Kamloops Referee-in-Chief Brendan Martin believes she will be one to do it.
“She’s a very impressive young lady. I think I’ve known her since 2016,” said Martin, who started mentoring at that time. “I’ve watched her work for seven seasons and now she’s my assistant RIC. She’s just a great young lady.
“I know she’s really involved in Indigenous hockey, in fact she might be the only person that has played, refereed, and coached in the National Aboriginal Hockey Championships, which is truly impressive.”
Thorne also plays senior women’s hockey with the Kamloops Vibe, joining the team last season, and this year adding the role of manager/coach.
“She’s worked so hard with BC Hockey as a female official as well, working female nationals in P.E.I. last year,” adds Martin, referring to her stint at the 2023 Canada Winter Games after attending Hockey Canada Women’s Pacific Regional Camp last year. He also stressed her abilities in giving back to grassroots officiating.
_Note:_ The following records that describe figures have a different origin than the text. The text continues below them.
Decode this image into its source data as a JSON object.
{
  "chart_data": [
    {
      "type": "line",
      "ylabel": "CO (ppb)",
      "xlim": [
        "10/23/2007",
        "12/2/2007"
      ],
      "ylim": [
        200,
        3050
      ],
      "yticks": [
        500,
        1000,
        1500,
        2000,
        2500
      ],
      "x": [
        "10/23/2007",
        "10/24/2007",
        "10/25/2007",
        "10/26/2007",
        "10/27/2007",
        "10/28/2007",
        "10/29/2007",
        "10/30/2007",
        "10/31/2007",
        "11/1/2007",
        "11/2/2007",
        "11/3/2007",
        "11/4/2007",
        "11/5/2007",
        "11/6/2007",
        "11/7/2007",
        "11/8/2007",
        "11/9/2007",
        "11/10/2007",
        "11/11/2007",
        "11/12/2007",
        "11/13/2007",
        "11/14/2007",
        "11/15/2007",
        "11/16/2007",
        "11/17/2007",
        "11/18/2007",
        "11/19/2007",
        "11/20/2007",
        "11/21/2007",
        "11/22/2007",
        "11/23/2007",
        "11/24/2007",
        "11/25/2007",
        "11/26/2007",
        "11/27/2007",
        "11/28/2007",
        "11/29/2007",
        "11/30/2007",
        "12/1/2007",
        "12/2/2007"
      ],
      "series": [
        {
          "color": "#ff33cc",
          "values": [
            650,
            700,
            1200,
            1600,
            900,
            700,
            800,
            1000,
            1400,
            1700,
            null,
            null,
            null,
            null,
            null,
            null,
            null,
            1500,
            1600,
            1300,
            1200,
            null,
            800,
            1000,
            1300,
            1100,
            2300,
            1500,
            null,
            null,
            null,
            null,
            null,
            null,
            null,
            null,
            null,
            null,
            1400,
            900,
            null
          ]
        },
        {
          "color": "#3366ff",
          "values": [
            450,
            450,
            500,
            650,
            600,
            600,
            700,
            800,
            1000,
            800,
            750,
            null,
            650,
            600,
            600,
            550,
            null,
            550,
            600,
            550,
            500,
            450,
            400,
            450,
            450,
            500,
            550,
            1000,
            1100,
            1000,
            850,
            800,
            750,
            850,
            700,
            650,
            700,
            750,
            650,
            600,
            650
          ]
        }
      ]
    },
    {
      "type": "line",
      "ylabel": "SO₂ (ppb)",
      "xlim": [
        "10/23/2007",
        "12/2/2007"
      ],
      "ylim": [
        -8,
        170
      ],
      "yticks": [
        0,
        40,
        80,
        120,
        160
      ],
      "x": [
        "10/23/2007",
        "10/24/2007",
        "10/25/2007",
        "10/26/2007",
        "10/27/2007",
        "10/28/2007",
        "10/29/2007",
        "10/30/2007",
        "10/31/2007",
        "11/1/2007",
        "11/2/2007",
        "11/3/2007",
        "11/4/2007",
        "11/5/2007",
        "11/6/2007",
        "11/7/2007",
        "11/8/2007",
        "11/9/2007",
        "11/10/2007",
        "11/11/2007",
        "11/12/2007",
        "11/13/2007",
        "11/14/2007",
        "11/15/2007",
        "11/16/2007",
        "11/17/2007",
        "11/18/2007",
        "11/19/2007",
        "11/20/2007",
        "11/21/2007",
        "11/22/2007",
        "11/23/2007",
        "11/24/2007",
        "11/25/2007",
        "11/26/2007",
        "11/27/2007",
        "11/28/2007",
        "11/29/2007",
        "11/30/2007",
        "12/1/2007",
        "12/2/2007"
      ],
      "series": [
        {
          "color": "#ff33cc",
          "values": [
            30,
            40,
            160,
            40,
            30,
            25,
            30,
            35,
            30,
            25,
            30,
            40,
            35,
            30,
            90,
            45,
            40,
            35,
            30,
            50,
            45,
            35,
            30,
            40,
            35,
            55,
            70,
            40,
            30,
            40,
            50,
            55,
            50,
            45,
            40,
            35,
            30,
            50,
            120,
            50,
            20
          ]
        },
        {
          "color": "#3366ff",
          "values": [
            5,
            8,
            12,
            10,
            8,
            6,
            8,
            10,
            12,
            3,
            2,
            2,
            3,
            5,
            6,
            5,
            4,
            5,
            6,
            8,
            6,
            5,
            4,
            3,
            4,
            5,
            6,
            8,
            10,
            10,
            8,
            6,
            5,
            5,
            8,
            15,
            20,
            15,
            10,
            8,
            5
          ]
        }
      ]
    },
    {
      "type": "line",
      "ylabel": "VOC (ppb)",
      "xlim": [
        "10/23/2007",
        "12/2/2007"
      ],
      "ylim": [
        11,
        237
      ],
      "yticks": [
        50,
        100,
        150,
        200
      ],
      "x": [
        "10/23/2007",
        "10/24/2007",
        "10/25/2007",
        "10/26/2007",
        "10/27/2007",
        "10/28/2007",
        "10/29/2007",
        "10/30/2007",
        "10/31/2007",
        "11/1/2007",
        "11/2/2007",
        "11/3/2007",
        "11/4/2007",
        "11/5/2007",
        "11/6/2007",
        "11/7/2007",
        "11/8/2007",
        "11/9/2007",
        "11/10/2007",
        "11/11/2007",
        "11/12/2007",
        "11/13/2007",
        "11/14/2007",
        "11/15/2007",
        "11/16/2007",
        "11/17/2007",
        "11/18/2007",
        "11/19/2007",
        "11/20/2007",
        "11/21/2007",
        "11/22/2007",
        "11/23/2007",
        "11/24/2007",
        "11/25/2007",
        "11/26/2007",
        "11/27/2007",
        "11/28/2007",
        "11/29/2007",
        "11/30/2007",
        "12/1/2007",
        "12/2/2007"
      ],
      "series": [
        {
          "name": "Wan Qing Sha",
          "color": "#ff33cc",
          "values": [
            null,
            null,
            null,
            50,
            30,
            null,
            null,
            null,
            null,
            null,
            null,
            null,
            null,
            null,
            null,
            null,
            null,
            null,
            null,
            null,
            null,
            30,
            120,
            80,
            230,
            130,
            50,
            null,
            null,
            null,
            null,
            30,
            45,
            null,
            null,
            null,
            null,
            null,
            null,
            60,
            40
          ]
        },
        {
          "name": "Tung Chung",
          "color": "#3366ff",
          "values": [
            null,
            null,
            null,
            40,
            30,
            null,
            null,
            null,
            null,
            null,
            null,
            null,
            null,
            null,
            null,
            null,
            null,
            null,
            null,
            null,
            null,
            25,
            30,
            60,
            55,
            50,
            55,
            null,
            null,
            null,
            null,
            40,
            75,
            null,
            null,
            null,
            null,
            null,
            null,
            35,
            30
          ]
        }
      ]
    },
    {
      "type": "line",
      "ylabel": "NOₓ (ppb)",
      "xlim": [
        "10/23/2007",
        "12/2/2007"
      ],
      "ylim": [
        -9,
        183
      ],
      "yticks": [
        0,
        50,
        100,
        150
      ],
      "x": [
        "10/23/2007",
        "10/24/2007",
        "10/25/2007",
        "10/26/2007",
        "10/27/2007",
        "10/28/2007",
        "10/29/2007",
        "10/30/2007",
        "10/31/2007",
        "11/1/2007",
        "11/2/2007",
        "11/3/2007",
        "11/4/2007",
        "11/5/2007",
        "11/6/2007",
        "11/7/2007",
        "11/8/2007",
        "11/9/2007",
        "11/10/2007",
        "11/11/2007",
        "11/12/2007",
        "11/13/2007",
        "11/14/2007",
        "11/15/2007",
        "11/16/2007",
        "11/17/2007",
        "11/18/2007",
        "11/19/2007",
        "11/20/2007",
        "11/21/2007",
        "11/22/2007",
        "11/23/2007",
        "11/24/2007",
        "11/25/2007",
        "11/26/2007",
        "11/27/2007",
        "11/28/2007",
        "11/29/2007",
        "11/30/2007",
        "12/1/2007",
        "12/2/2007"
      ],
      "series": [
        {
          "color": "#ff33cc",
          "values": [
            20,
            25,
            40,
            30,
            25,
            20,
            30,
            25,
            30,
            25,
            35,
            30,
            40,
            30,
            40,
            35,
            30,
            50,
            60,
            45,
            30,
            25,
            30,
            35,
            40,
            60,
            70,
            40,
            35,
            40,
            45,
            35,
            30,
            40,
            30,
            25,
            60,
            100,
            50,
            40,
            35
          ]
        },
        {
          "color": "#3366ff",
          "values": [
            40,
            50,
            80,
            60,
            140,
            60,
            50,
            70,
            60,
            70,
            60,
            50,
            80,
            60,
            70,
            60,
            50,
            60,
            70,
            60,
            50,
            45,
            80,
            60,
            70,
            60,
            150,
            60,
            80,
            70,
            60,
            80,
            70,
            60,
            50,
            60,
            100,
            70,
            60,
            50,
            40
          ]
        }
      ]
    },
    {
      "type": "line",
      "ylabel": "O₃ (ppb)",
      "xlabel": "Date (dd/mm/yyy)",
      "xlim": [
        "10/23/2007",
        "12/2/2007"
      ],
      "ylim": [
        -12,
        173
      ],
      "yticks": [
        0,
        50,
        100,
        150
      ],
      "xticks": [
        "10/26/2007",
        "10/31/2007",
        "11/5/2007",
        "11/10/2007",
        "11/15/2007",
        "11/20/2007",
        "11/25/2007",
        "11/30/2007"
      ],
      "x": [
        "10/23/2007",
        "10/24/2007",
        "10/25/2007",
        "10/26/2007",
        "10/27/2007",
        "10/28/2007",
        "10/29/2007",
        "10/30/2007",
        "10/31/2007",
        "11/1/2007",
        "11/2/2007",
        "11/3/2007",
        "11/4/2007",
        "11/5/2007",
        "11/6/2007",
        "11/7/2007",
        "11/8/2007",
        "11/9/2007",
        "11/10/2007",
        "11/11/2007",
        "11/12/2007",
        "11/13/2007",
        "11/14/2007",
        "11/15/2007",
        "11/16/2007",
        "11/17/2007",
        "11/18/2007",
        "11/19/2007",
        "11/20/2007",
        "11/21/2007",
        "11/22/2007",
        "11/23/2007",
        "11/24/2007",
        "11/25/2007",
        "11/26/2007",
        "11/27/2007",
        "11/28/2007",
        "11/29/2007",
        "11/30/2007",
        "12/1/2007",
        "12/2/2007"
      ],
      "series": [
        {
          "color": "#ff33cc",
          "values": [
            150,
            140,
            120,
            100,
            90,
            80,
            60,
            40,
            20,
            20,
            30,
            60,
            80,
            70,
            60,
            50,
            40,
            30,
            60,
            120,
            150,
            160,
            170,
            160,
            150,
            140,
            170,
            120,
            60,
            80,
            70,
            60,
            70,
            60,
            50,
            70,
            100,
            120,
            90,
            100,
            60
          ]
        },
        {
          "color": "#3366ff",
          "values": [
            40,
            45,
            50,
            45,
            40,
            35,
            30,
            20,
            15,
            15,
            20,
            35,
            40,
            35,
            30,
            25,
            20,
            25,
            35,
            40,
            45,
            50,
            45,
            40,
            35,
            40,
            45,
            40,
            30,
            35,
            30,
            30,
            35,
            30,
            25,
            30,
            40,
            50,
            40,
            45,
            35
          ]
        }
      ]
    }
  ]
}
“She’s a well-respected official who I would put up against anybody,” says Martin. “She’s very communicative, very direct and very consistent. I’ve seen her work U18 male hockey, and she does a great job. She’s a great partner to work with.”
And it all comes down to her motto of keeping a level head in a high-strung sport, dominated by males.
“As much as hockey is a competitive game. It’s just a game,” stresses Thorne. “It shouldn’t be that serious for these kids. It’s an outlet for them, it’s not about winning, it’s about what the game teaches us.”
Mario Annicchiarico is a freelance writer based in Victoria who has previously covered the National Hockey League’s Edmonton Oilers, as well as the Western Hockey League.